Great responsibility comes with its own troubles, Ahmad acknowledges, but his family is happy to deal with minor inconveniences to continue Fatima Baker’s legacy.

Stefan Lindeque; Art direction by Zahra Allowatia

‘I once shared the collection’s photo on social media and so many women commented how proud they felt wearing such a historical collection at their wedding. Had Fatima Baker been alive today, you can’t imagine the happiness this would give her,’ he says.

In the absence of contractual obligation or paperwork how does the family escape the risk of entire pieces going amiss or even having people claim the collection as a gift that they needn’t return unlike a loan?

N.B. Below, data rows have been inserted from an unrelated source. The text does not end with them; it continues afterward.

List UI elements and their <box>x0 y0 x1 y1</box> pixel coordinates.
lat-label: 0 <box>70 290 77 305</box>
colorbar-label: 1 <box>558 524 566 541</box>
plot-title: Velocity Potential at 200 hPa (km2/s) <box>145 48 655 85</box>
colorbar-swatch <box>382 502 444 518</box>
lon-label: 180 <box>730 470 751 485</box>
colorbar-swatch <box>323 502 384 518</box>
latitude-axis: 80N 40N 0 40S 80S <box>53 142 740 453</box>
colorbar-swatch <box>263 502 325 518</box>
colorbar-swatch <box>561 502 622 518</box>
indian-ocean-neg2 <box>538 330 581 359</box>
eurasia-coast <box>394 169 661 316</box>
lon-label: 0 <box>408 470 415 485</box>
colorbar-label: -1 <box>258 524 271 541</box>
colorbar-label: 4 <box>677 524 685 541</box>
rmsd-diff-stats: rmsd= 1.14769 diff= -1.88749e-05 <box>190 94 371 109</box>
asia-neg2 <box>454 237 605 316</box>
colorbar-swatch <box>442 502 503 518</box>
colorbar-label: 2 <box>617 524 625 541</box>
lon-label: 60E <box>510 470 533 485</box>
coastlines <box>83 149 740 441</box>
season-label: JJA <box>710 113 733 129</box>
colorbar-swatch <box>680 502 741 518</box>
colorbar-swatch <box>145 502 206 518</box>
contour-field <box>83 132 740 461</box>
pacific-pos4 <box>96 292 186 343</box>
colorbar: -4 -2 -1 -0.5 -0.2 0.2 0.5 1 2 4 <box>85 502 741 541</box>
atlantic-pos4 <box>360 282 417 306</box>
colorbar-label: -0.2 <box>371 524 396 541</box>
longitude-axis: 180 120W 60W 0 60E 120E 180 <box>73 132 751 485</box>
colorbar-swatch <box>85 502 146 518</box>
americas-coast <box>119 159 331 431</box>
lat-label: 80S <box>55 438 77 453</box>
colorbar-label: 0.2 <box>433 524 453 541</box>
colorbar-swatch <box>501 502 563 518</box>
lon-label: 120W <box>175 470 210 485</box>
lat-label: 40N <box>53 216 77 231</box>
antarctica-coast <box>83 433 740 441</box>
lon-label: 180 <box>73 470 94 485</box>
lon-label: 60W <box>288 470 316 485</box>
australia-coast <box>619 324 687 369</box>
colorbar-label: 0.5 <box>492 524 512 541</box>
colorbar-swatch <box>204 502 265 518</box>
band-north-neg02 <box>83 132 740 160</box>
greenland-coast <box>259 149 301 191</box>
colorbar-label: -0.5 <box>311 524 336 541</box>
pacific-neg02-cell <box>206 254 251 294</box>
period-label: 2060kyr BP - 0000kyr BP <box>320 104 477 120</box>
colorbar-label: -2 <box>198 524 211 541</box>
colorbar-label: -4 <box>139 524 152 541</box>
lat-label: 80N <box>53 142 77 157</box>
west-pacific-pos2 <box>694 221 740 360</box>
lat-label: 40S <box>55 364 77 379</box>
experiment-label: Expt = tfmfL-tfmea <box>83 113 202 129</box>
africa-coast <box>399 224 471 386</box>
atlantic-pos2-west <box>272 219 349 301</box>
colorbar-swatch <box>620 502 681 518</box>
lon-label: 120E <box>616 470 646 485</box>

Stefan Lindeque; Art direction by Zahra Allowatia

‘It is a major risk,’ agrees Ahmad, ‘but I can’t imagine that ever happening in the Emirati community. In the UAE, we have always trusted each other and so far we have lent this to more than 2,000 women without any mishaps,’ he adds. ‘What differentiates this collection from any other jewellery collection in the world is that it stems from one woman’s very pure intention and it shows the extent to which people can trust each other.’

It’s a collection that proves that what truly makes Dubai the city of gold is the golden hearts of its people.